Sabato 18 novembre sul palco fiorentino dell’Ex-Fila arriva uno dei musicisti più interessanti del panorama indipendente americano: Dion Lunadon.
Nato ad Auckland, in Nuova Zelanda, e ora residente a NewYork, Dion Lunadon ha suonato con diverse band tra gli anni ’90 e 2000, in particolare con i THE D4, che hanno pubblicato due album con la leggendaria etichetta neozelandese Flying Nun Records. Dopo lo scioglimento dei TheD4 nel 2006, Lunadon si è trasferito a New York City.
Ha poi iniziato a suonare il basso per i noise rocker A Place to Bury Strangers, comparendo e scrivendo nei loro album in studio Worship (2012), Transfixiation (2015) e Pinned (2018), oltre che in diversi singoli ed EP.
Nel 2017 Lunadon ha registrato il suo primo album solista che racchiude tutto ciò che ama del rock’n’roll.
Nel 2020 ha lasciato definitivamente gli A Place To Bury Strangers e ha deciso di proseguire con la sua carriera solista.
Lo scorso giugno, via In The Red Records, il musicista ha poi pubblicato il suo secondo LP, “Beyond Everything”, e è pronto a presentarlo in Europa.
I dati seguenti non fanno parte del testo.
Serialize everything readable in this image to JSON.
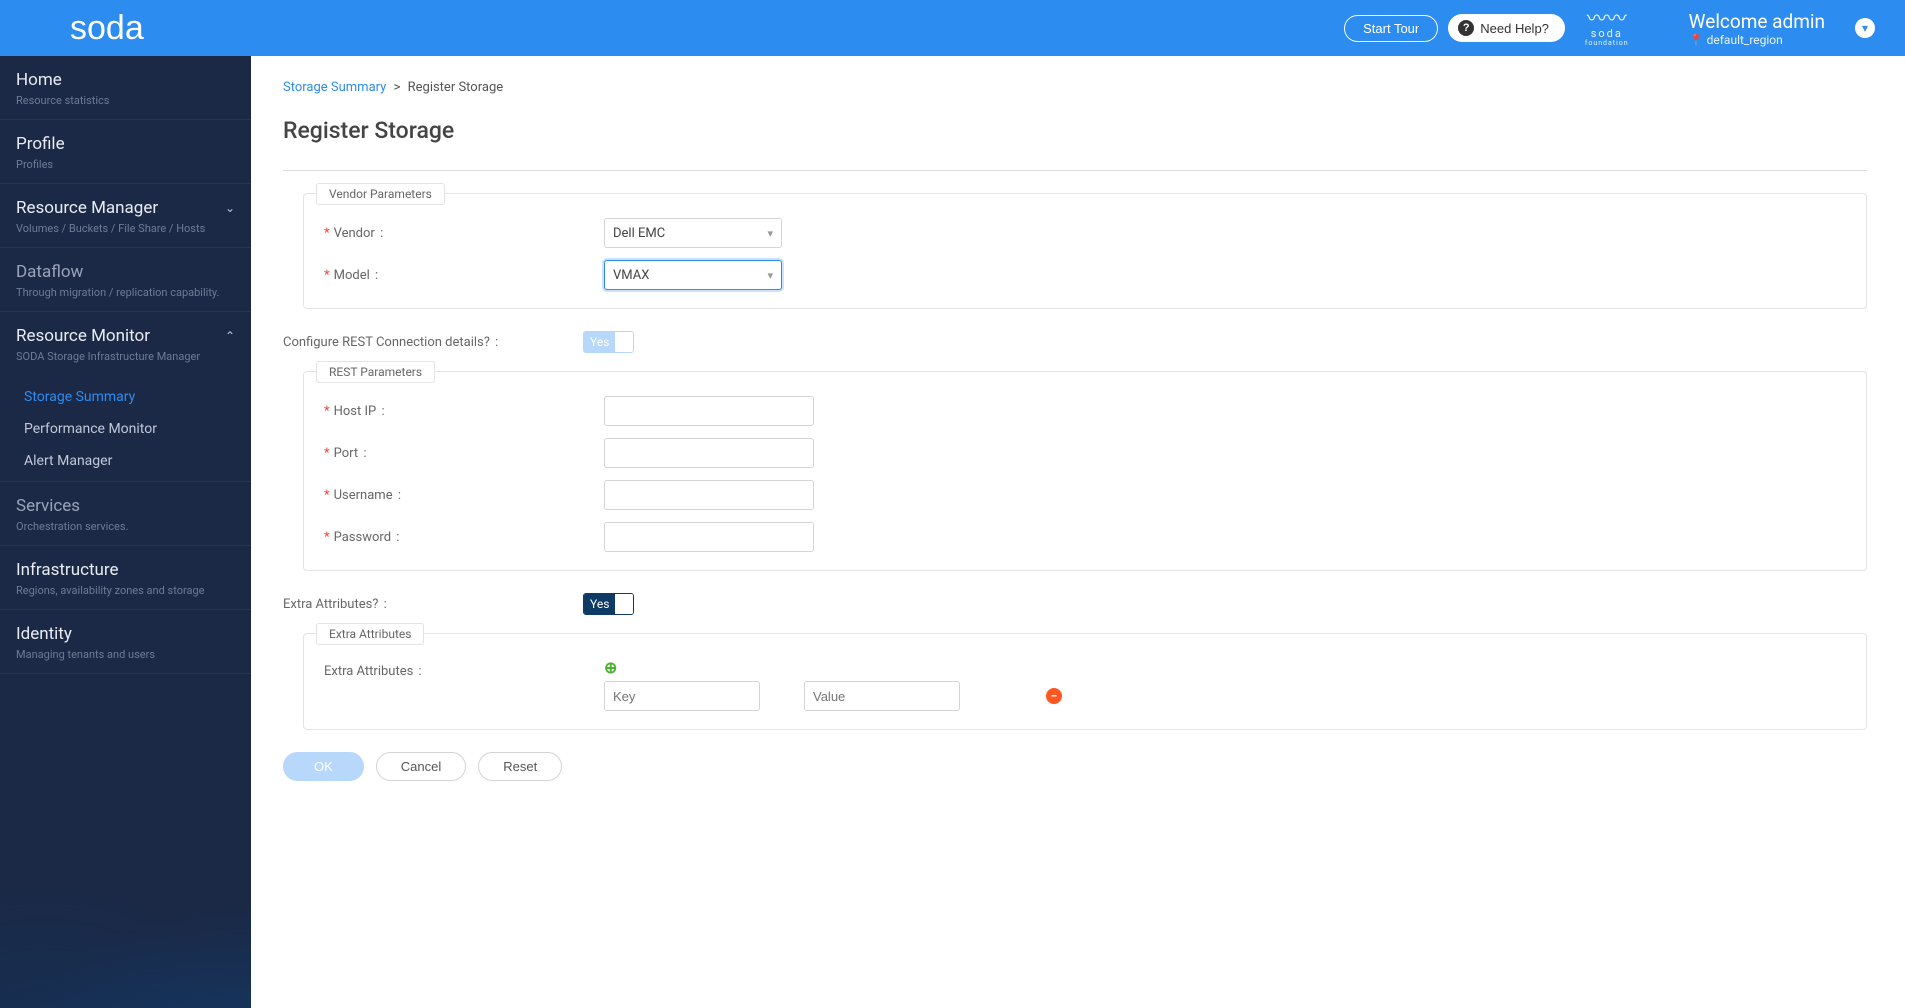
{
  "header": {
    "logo": "soda",
    "start_tour": "Start Tour",
    "need_help": "Need Help?",
    "foundation_top": "soda",
    "foundation_bottom": "foundation",
    "welcome": "Welcome admin",
    "region": "default_region"
  },
  "sidebar": {
    "items": [
      {
        "title": "Home",
        "sub": "Resource statistics"
      },
      {
        "title": "Profile",
        "sub": "Profiles"
      },
      {
        "title": "Resource Manager",
        "sub": "Volumes / Buckets / File Share / Hosts",
        "chevron": "down"
      },
      {
        "title": "Dataflow",
        "sub": "Through migration / replication capability."
      },
      {
        "title": "Resource Monitor",
        "sub": "SODA Storage Infrastructure Manager",
        "chevron": "up",
        "submenu": [
          {
            "label": "Storage Summary",
            "active": true
          },
          {
            "label": "Performance Monitor"
          },
          {
            "label": "Alert Manager"
          }
        ]
      },
      {
        "title": "Services",
        "sub": "Orchestration services."
      },
      {
        "title": "Infrastructure",
        "sub": "Regions, availability zones and storage"
      },
      {
        "title": "Identity",
        "sub": "Managing tenants and users"
      }
    ]
  },
  "breadcrumb": {
    "parent": "Storage Summary",
    "sep": ">",
    "current": "Register Storage"
  },
  "page_title": "Register Storage",
  "vendor_section": {
    "legend": "Vendor Parameters",
    "vendor_label": "Vendor",
    "vendor_value": "Dell EMC",
    "model_label": "Model",
    "model_value": "VMAX"
  },
  "rest_toggle_label": "Configure REST Connection details?",
  "toggle_yes": "Yes",
  "rest_section": {
    "legend": "REST Parameters",
    "host_ip": "Host IP",
    "port": "Port",
    "username": "Username",
    "password": "Password"
  },
  "extra_toggle_label": "Extra Attributes?",
  "extra_section": {
    "legend": "Extra Attributes",
    "row_label": "Extra Attributes",
    "key_placeholder": "Key",
    "value_placeholder": "Value"
  },
  "actions": {
    "ok": "OK",
    "cancel": "Cancel",
    "reset": "Reset"
  }
}
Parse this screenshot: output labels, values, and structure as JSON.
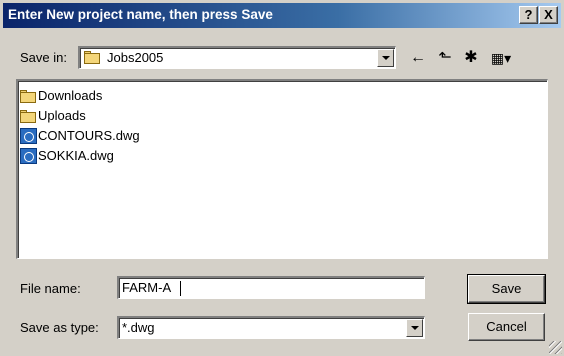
{
  "window": {
    "title": "Enter New project name, then press Save",
    "help_button": "?",
    "close_button": "X"
  },
  "save_in": {
    "label": "Save in:",
    "value": "Jobs2005",
    "icon": "folder-icon"
  },
  "toolbar": {
    "back_icon": "←",
    "up_folder_icon": "⬑",
    "new_folder_icon": "✱",
    "view_menu_icon": "▦▾"
  },
  "files": [
    {
      "name": "Downloads",
      "icon": "folder-icon"
    },
    {
      "name": "Uploads",
      "icon": "folder-icon"
    },
    {
      "name": "CONTOURS.dwg",
      "icon": "dwg-file-icon"
    },
    {
      "name": "SOKKIA.dwg",
      "icon": "dwg-file-icon"
    }
  ],
  "file_name": {
    "label": "File name:",
    "value": "FARM-A"
  },
  "save_as_type": {
    "label": "Save as type:",
    "value": "*.dwg"
  },
  "buttons": {
    "save": "Save",
    "cancel": "Cancel"
  }
}
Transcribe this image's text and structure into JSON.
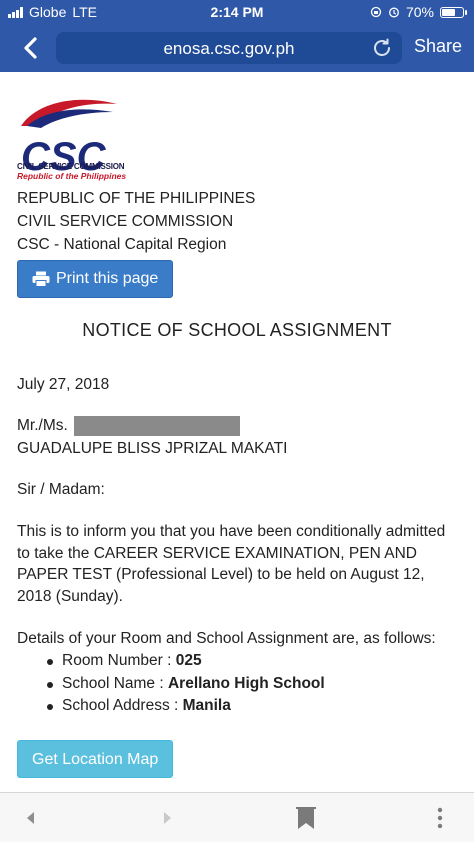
{
  "status_bar": {
    "carrier": "Globe",
    "network": "LTE",
    "time": "2:14 PM",
    "battery": "70%",
    "battery_level": 0.7
  },
  "browser": {
    "url": "enosa.csc.gov.ph",
    "share_label": "Share",
    "accent": "#2f59a8"
  },
  "logo": {
    "text": "CSC",
    "subtitle": "CIVIL SERVICE COMMISSION",
    "tagline": "Republic of the Philippines"
  },
  "header": {
    "line1": "REPUBLIC OF THE PHILIPPINES",
    "line2": "CIVIL SERVICE COMMISSION",
    "line3": "CSC - National Capital Region"
  },
  "print_button": {
    "label": "Print this page",
    "icon": "printer-icon"
  },
  "notice": {
    "title": "NOTICE OF SCHOOL ASSIGNMENT",
    "date": "July 27, 2018",
    "salutation": "Mr./Ms.",
    "addressee": "GUADALUPE BLISS JPRIZAL MAKATI",
    "greeting": "Sir / Madam:",
    "body": "This is to inform you that you have been conditionally admitted to take the CAREER SERVICE EXAMINATION, PEN AND PAPER TEST (Professional Level)  to be held on August 12, 2018 (Sunday).",
    "details_intro": "Details of your Room and School Assignment are, as follows:",
    "details": [
      {
        "label": "Room Number : ",
        "value": "025"
      },
      {
        "label": "School Name : ",
        "value": "Arellano High School"
      },
      {
        "label": "School Address : ",
        "value": "Manila"
      }
    ]
  },
  "map_button": {
    "label": "Get Location Map"
  },
  "toolbar": {
    "icons": [
      "back-arrow-icon",
      "forward-arrow-icon",
      "bookmarks-icon",
      "more-icon"
    ]
  }
}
Lunadon è noto per la sua presenza scenica ad alta energia e spesso imprevedibile.
Ecco la nostra intervista
Ciao Dion, nel 2017 hai iniziato il tuo percorso da solista dopo importanti esperienze alle spalle, come mai questa decisione?
Credo che ci siano state molte cose che mi hanno spinto a farlo. Credo che dopo aver deciso di lasciare APTBS mi sia sembrata la mossa più logica.
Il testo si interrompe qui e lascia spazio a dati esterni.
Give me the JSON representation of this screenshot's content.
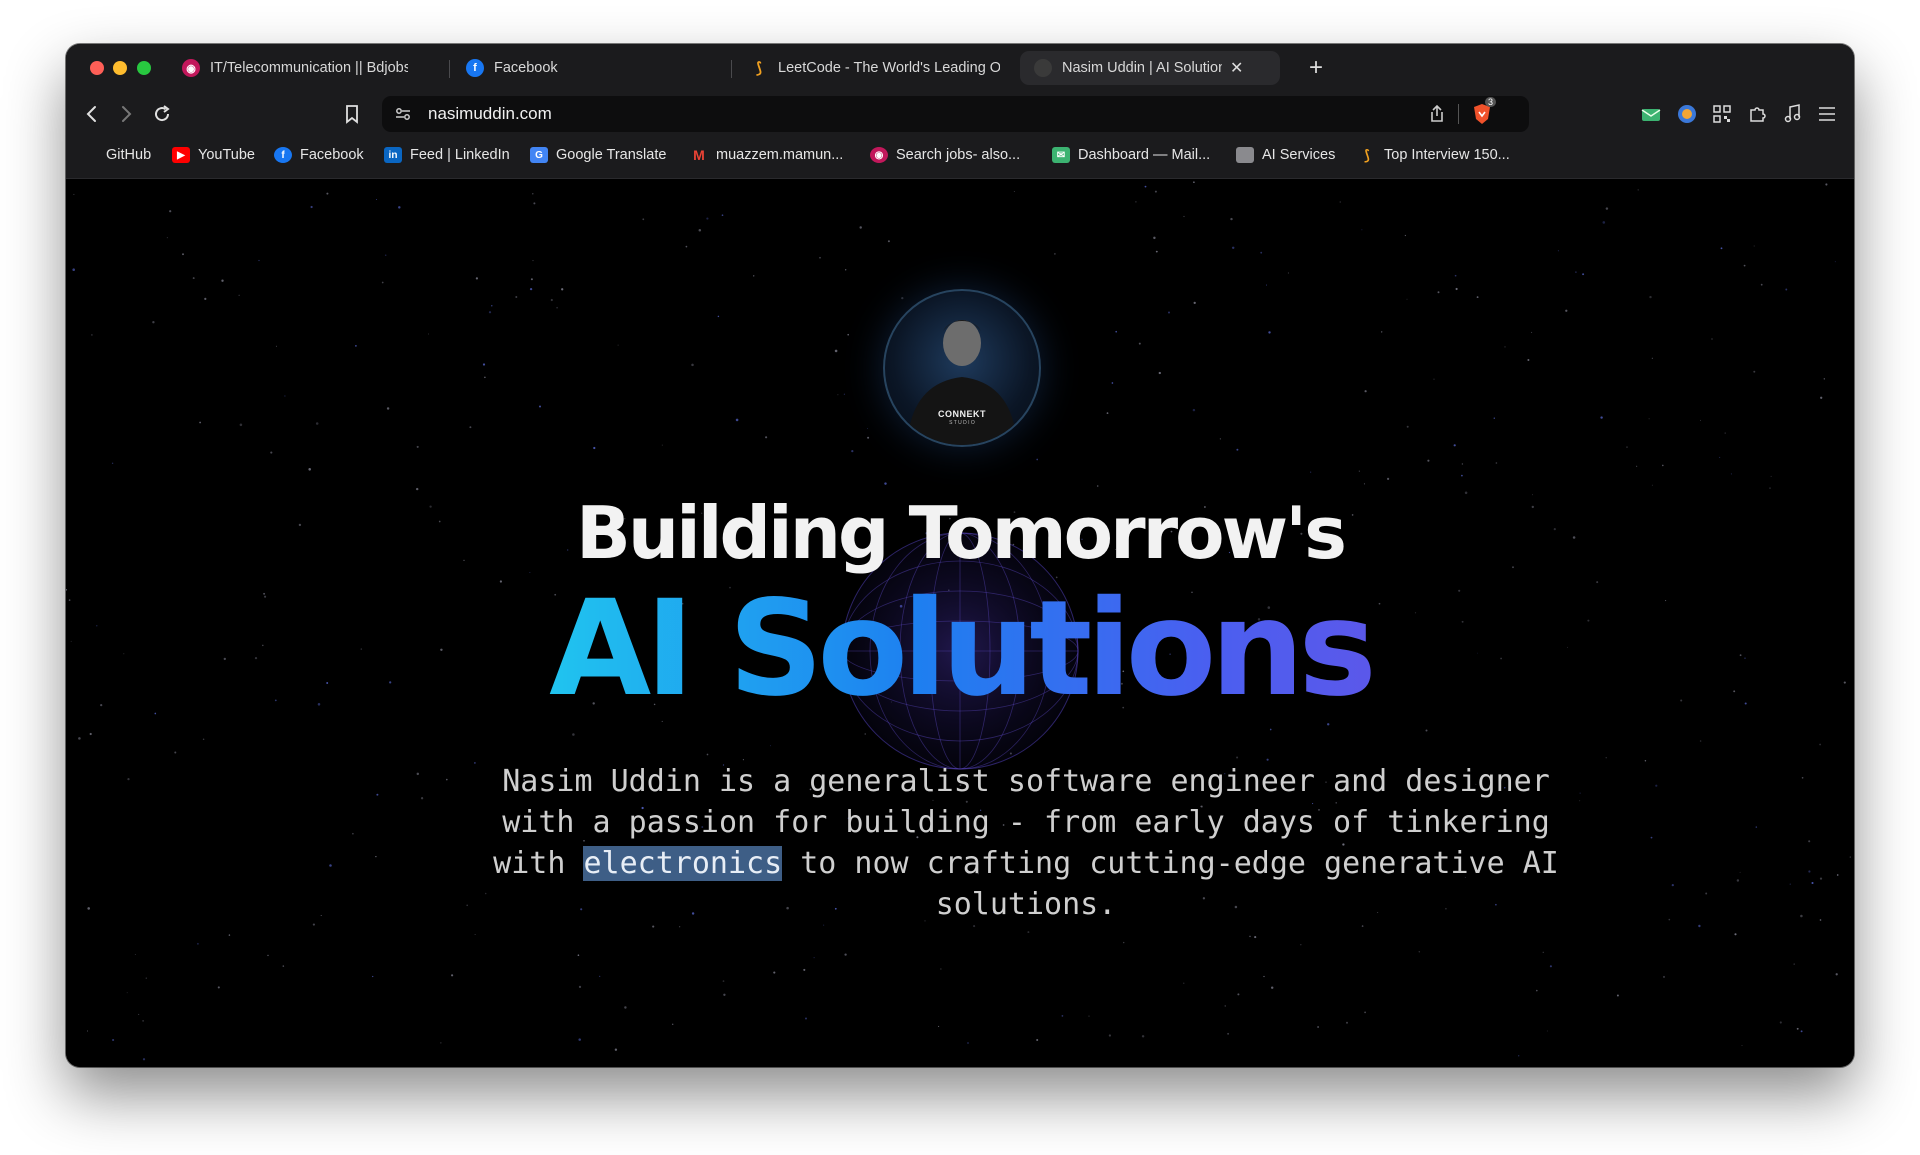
{
  "browser": {
    "tabs": [
      {
        "title": "IT/Telecommunication || Bdjobs.com",
        "icon": "bdjobs-icon"
      },
      {
        "title": "Facebook",
        "icon": "facebook-icon"
      },
      {
        "title": "LeetCode - The World's Leading Online Programming Learning Platform",
        "icon": "leetcode-icon"
      },
      {
        "title": "Nasim Uddin | AI Solutions Architect",
        "icon": "avatar-icon",
        "active": true
      }
    ],
    "url": "nasimuddin.com",
    "shield_badge": "3",
    "bookmarks": [
      {
        "label": "GitHub",
        "icon": "github-icon"
      },
      {
        "label": "YouTube",
        "icon": "youtube-icon"
      },
      {
        "label": "Facebook",
        "icon": "facebook-icon"
      },
      {
        "label": "Feed | LinkedIn",
        "icon": "linkedin-icon"
      },
      {
        "label": "Google Translate",
        "icon": "google-translate-icon"
      },
      {
        "label": "muazzem.mamun...",
        "icon": "gmail-icon"
      },
      {
        "label": "Search jobs- also...",
        "icon": "bdjobs-icon"
      },
      {
        "label": "Dashboard — Mail...",
        "icon": "mail-icon"
      },
      {
        "label": "AI Services",
        "icon": "folder-icon"
      },
      {
        "label": "Top Interview 150...",
        "icon": "leetcode-icon"
      }
    ]
  },
  "hero": {
    "avatar_text": "CONNEKT",
    "avatar_subtext": "S T U D I O",
    "headline_line1": "Building Tomorrow's",
    "headline_line2": "AI Solutions",
    "description_part1": "Nasim Uddin is a generalist software engineer and designer with a passion for building - from early days of tinkering with ",
    "description_selected": "electronics",
    "description_part2": " to now crafting cutting-edge generative AI solutions."
  },
  "colors": {
    "gradient_start": "#20c4ef",
    "gradient_mid": "#1e7ff0",
    "gradient_end": "#5b58ea",
    "selection": "#3e5e86"
  }
}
Dopo anni in cui ho svolto il compito ingrato di agevolare i sogni e le ambizioni di qualcun altro, era giunto il momento di occuparmi dei miei.
Suonerò come se la mia vita dipendesse da questo, perché è proprio così
Cosa ci può dire degli anni passati con gli A Place To Bury Strangers?
Credo che sia il periodo più lungo in cui ho fatto parte di un gruppo musicale: 10 anni. A livello personale è iniziato alla grande ed è peggiorato progressivamente. A livello musicale il contrario. Alcuni grandi momenti. Non mi dilungo oltre.
Ho letto che durante la pandemia ha scritto un centinaio di canzoni, è vero? Non so come una personalità vulcanica come la sua abbia potuto attraversare quel periodo.
Sì, ho scritto musica per tutto il tempo e ho elaborato un piano per mettere insieme una band e far partire questo progetto. Naturalmente la pandemia è stata orribile, con malattie e morti, ma a livello personale è stato un buon momento. Ho lasciato la APTBS la settimana prima della chiusura di NYC e questo mi ha dato il tempo di rimettermi in sesto senza sentirmi così sotto pressione. Nessuno ha potuto fare nulla, quindi non mi sono sentito come se mi stessi perdendo qualcosa. Mi sono messo al lavoro per scrivere e pianificare il mio futuro.
Scrivi, arrangi e registri tutto da solo, come nascono le tue canzoni?
Sì, è così. Mi occupo anche di tutta la parte artistica, dei video e così via. Questo progetto in particolare non è molto collaborativo ed è più introspettivo. Se sono bloccato su qualcosa devo trovare una via d’uscita da solo, quindi è un buon modo per spingere i miei confini creativi. Cerco sempre di scrivere una canzone dall’inizio alla fine in una sola volta. Schiaccio il tasto “record” e lo faccio. In questo modo le cose rimangono un po’ più libere e mi vengono in mente cose che non potrei mai pianificare. Evita che sia troppo “paint by numbers”. È allora che accadono gli incidenti “felici”. L’ultima canzone del mio nuovo disco, “Room With No View”, ne è un buon esempio. Ho iniziato con un’idea di suono di chitarra e di feeling. Ho preso un ritmo di batteria e ho fatto una sola registrazione. La registrazione durava circa 20 minuti, ma l’ho ridotta a 7 e poi ci ho messo sopra il basso e la voce.
So che sul palco sei pura energia e sono molto curioso di vederti, cosa succederà a Firenze?
Suonerò come se la mia vita dipendesse da questo, perché è proprio così.